Fawn smiled and put her head down, not wanting to look at her mother.
“Really?” she said. “Like Cookie and Vidamía?”
“Yep, cross my heart and hope to die,” her mother said. “Nothing’s going to happen, darling,” her mother added, hugging her so that she felt little again, except she could feel her breasts getting mushed and hurting, so that she said ouch and her mother pulled away and asked her if she noticed Angela’s lip where they did the operation.
“No,” she said. “She’s my friend.”
“But do other people?”
“No, nobody pays attention.”
Lurleen
helped Fawn remember how she’d come home crying from school when she was seven because some boys had made fun of Angela. Fawn nodded and said the boys had said that Angela looked like a rabbit and Fawn had thrown a bottle at them and they’d hit her with a magazine and pushed her down. Lurleen asked her if she recalled that during the summer they’d gone and visited Angela’s parents to encourage them to take her to the hospital to have her lip repaired because she’d been born at home in Puerto Rico up in the mountains, and there was no hospital nearby.
“I remember. We took Cookie to speak Spanish.”
“Angela had her operation and she came back and you were so happy for her and she grew up beautiful and everything, though she’s still a little shy. So you’ll have your operation, and we’re the only one’s who’ll know about it, except for your daddy and the doctor and nurses.”
“I know that, Mama. You’re the best mother and I love you.”
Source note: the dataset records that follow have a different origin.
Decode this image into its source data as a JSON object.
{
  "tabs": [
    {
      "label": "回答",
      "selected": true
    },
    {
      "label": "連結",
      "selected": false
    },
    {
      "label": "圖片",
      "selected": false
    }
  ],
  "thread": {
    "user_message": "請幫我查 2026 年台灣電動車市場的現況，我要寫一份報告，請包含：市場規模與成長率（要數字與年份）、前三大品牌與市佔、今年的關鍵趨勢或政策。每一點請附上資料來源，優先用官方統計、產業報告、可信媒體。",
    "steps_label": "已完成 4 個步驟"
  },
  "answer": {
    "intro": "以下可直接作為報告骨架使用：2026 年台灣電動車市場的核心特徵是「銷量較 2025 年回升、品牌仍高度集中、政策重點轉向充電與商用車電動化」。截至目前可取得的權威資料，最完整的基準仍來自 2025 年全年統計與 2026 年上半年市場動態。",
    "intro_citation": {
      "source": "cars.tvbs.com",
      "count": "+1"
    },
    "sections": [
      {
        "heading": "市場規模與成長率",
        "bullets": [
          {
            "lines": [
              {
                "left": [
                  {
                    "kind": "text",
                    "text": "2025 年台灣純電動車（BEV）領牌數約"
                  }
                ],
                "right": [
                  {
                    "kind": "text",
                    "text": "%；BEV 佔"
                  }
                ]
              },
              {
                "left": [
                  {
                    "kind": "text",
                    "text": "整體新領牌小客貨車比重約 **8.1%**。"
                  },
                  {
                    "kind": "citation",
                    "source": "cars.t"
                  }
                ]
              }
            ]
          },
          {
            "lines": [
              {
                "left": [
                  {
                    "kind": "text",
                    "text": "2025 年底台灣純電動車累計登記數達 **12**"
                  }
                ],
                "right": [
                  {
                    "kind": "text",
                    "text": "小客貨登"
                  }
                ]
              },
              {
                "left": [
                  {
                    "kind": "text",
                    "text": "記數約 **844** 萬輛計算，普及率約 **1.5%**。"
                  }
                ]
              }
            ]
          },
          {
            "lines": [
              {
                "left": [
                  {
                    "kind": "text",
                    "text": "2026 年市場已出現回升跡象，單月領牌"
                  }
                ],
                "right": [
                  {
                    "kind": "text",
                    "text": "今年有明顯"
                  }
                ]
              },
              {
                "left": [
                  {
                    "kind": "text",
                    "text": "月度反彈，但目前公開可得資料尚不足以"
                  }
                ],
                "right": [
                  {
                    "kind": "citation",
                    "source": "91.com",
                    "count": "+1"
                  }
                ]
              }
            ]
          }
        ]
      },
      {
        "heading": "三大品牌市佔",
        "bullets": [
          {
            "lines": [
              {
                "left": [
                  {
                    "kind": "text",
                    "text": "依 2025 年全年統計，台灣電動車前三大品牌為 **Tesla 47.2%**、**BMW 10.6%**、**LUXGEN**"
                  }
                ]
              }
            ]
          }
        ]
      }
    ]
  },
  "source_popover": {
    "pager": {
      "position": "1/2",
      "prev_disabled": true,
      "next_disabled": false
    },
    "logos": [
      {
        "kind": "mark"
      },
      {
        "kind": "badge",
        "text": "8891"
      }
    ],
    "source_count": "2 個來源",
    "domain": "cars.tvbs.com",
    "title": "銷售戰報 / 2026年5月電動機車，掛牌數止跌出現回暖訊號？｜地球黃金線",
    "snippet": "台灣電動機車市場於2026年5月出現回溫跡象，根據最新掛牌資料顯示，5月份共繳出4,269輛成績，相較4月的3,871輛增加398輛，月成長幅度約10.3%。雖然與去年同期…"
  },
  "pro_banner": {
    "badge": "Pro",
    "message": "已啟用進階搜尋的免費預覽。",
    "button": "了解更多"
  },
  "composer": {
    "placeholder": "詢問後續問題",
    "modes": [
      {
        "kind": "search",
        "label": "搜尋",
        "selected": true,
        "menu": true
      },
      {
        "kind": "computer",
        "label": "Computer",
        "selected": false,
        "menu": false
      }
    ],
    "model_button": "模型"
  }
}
“I love you, too. You’re going to be all right. Yessiree Bob. Thank you very much. Before school starts you’ll go into the hospital, they’ll do the operation, and in a couple of days you’ll be out and getting ready for high school. Are you sorry you won’t be going up to Performing Arts with Cookie and Cliff?”
“No, Mama, it’s too far. I wanna stay with my friends, anyway. I’ll go to Seward Park. Angela and Margie are going there, and they have music at the school.”
“Maybe after high school you can go to Juilliard. It’s pretty around there, with Lincoln Center and everything. Remember when we went to see The Nutcracker?”